Let me explain: Khôrada formed a couple years ago after Agalloch broke up and three-quarters of the members of that band joined up with guitarist and vocalist Aaron John Gregory (of Giant Squid, currently on hiatus). The inclination when talking about such groups is to compare them to previous projects, which, in this case, isn't completely unfair.

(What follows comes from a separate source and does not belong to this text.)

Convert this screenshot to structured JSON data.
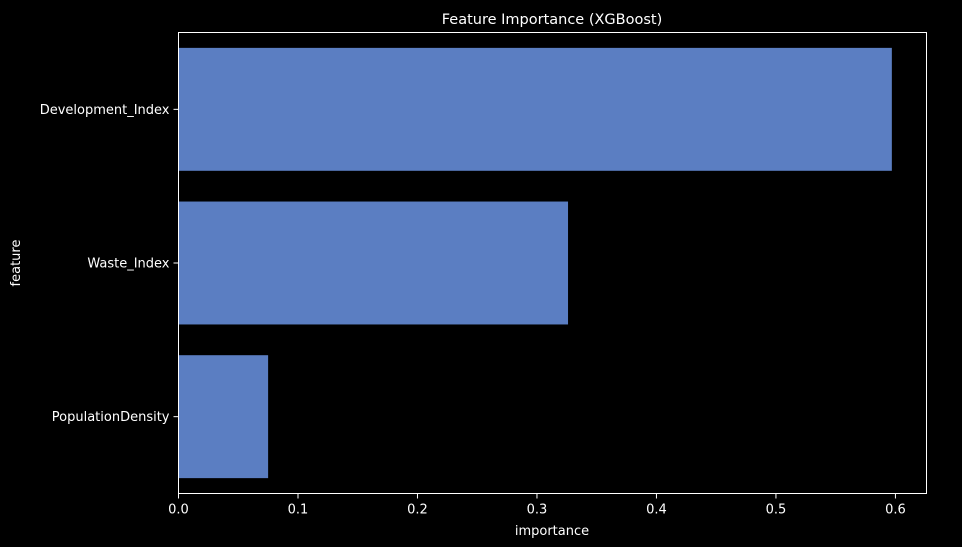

After all, these were two forces of modern metal: one reshaping black metal into majestic, sidewinding epics, and the other extending cephalopodic lore to doomy prog-rock.
But hit play on "Glacial Gold" from the band's debut album Salt, and it's quickly apparent that Khôrada sounds like nothing before it.
"'Glacial Gold' is a turning-point song on Salt," Aaron John Gregory tells NPR Music, "sorrowfully reflecting on what came before it, while looking for the means to move forward; a metaphor possibly for my own life, or even that of this band and what it represents for all of us involved in it."
Gregory's warbling baritone sets quite the gothic overtone for the six-minute track. "Dare I be so lucky to find / gold exposed behind them all? / Gold in every tragedy / that makes landfall," he sings. It's just as much a reflection on his life as it is a silver (er, gold) lining for the rest of the members who went through a very public breakup in Agalloch. Those searching for foggy black-metal riffs and blast beats won't find much here; instead, guitarist Don Anderson, bassist Jason Walton and drummer Aesop Dekker conjure an explorative sense of wonder and deftly weave it throughout the doomy and wandering "Glacial Gold." It's all stitched together by Jackie Perez Gratz's (Giant Squid, Grayceon, Amber Asylum) sorrowful and seeking cello. This is the kind of monumental chemistry that can't be forced, but forged over years of work.
Salt comes out July 20 via Prophecy Productions.